I’m offering passages from some of the books I’ve read and enjoyed this past year. Most of the books were published in 2008. Most of the books are by people I’ve had some contact with, whether e-mail or in person, but there are also authors who wouldn’t know me if they tripped over me in a doorway. In short, they’re here because I enjoyed their books and I think you will, too.
AZORES: POEMS, by David Yezzi, Swallow Press/Ohio University Press, 2008.
TRITINA FOR SUSANNAH
The water off these rocks is green and cold.
The sandless coast takes the tide in its mouth,
as a wolf brings down a deer or lifts its child.
I walked this bay before you were my child.
Your fingers stinging brightly in the cold,
I take each one and warm it in my mouth.
Though I’ve known this shore for years, my mouth
holds no charms of use to you, my child.
You will have to learn the words to ward off cold
and know them cold, child, in your open mouth.

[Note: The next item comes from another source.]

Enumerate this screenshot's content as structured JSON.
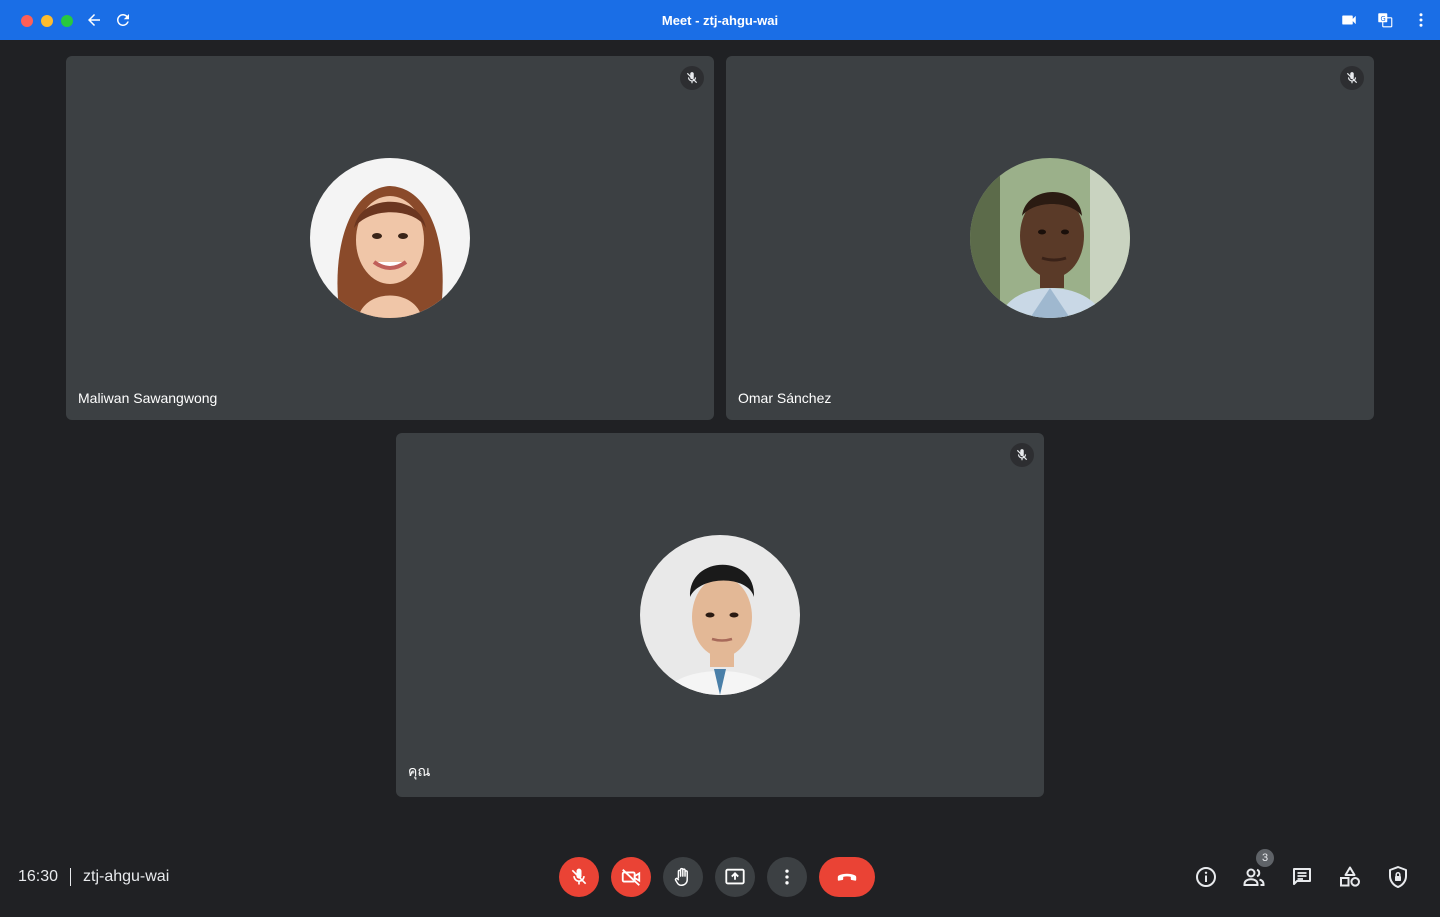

David Yezzi’s third collection, Azores, is the book of poetry that I returned to most often in 2008. Poems, like songs, should have little knots in them that take time to undo, and Yezzi’s deceptively plainspoken style often concerns itself with the troubled, conflicted emotions of everyday life. Yezzi’s poetry in general, and Azores in particular, often has a strong erotic undercurrent, which suits his focus on the gap between regulated behavior and ungovernable private feelings. But Yezzi’s sophistication encompasses the mixed feelings of a parent contemplating the troubles lying in store for a child (as in the poem above), or a man wondering if his inability to feel anything for the sudden death of another reflects something deeper and emptier about himself:
The call comes and you’re out. When you retrieve
the message and return the call, you learn
that someone you knew distantly has died.

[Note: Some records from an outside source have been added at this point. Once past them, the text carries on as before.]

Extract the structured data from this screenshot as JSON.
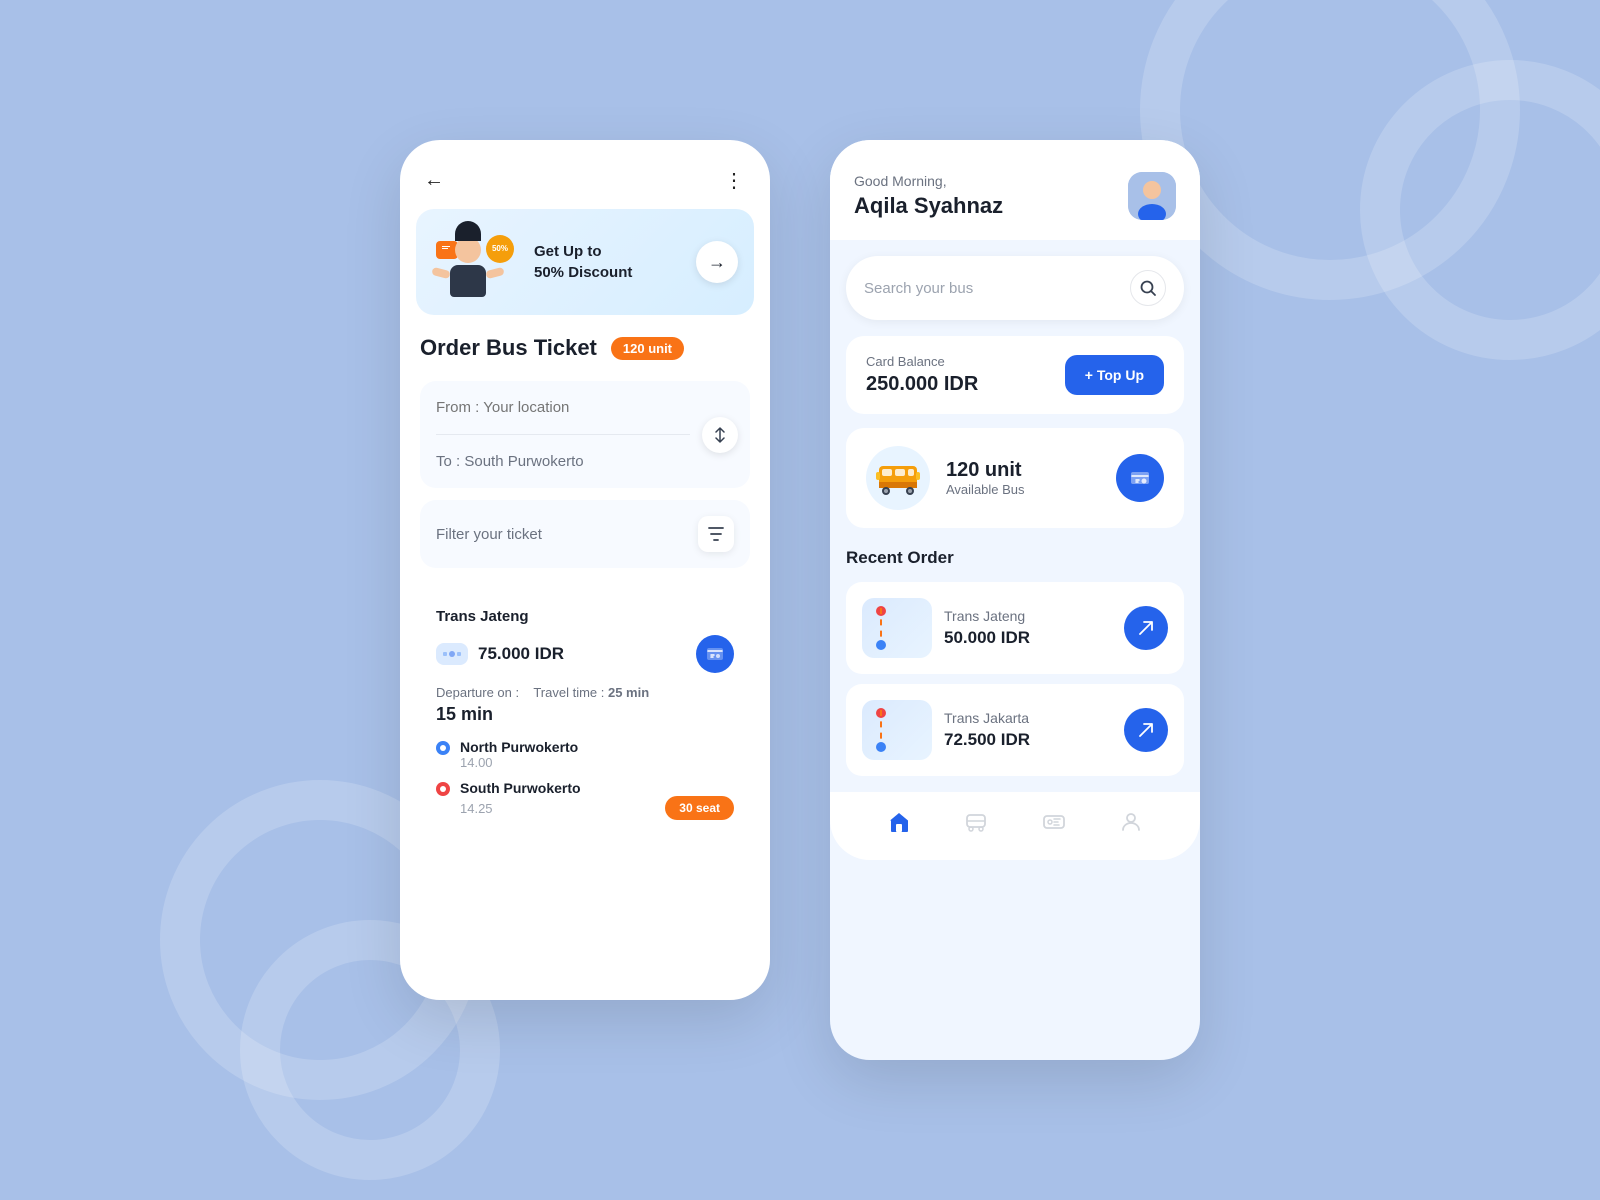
{
  "background": {
    "color": "#a8c0e8"
  },
  "left_phone": {
    "back_button": "←",
    "more_button": "⋮",
    "banner": {
      "title": "Get Up to\n50% Discount",
      "discount_badge": "50%",
      "arrow": "→"
    },
    "order_section": {
      "title": "Order Bus Ticket",
      "unit_badge": "120 unit",
      "from_placeholder": "From : Your location",
      "to_value": "To : South Purwokerto",
      "filter_placeholder": "Filter your ticket"
    },
    "ticket": {
      "company": "Trans Jateng",
      "price": "75.000 IDR",
      "departure_label": "Departure on :",
      "travel_label": "Travel time :",
      "travel_time": "25 min",
      "depart_time": "15 min",
      "from_stop": "North Purwokerto",
      "from_time": "14.00",
      "to_stop": "South Purwokerto",
      "to_time": "14.25",
      "seat_badge": "30 seat"
    }
  },
  "right_phone": {
    "greeting_small": "Good Morning,",
    "greeting_name": "Aqila Syahnaz",
    "search_placeholder": "Search your bus",
    "card_balance": {
      "label": "Card Balance",
      "amount": "250.000 IDR",
      "topup_label": "+ Top Up"
    },
    "bus_info": {
      "unit": "120 unit",
      "available": "Available Bus"
    },
    "recent_orders": {
      "title": "Recent Order",
      "items": [
        {
          "company": "Trans Jateng",
          "price": "50.000 IDR"
        },
        {
          "company": "Trans Jakarta",
          "price": "72.500 IDR"
        }
      ]
    },
    "bottom_nav": {
      "items": [
        "home",
        "bus",
        "ticket",
        "profile"
      ]
    }
  }
}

His bereaved partner takes you through the news.
She wants to tell you personally how
he fought and, then, how suddenly he went.
She’s stunned, and you feel horrible for her,
though somewhat dazed, since he was not a friend,
just someone you saw once or twice a year,
and who, in truth, always produced a shudder:
you confess that you never liked him much,
not to her, of course, but silently to yourself.

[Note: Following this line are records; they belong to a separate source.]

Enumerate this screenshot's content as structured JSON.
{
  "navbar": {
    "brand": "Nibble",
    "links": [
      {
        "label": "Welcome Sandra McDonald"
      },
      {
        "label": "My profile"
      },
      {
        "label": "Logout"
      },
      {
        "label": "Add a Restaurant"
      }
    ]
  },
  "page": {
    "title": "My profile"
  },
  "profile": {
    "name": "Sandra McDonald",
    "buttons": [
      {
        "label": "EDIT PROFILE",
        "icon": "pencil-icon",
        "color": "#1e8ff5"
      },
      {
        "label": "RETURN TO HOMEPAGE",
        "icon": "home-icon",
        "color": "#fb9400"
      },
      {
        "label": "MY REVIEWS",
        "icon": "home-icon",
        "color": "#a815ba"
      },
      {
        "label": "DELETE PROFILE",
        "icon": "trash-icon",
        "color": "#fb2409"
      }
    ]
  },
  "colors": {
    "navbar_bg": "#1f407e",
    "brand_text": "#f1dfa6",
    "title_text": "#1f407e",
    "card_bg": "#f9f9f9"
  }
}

You feel ashamed, or rather think the word
ashamed, and hurry off the line. That’s when
the image of him appears more vividly,
with nicotine-stained fingertips and hair
like desert weeds fetched up on chicken wire,
the rapacious way he always buttonholed
you at a launch, his breath blowsy with wine.
Well, that will never happen again:
one less acquaintance who stops to say hello,
apparently happy at the sight of you.
So why then this surprising queasiness,
not of repulsion but of something like remorse,
that comes on you without your guessing it,
till the thing that nagged you most – his laugh, perhaps –
becomes the very music that you miss,
or think you do, of want to, now he’s gone.
Yezzi’s first two collections, Sad is Eros and The Hidden Model, are on my 2009 reading list. If they’re the same level of quality as Azores, I expect Yezzi will be on next year’s Appr0ved Authors list as well.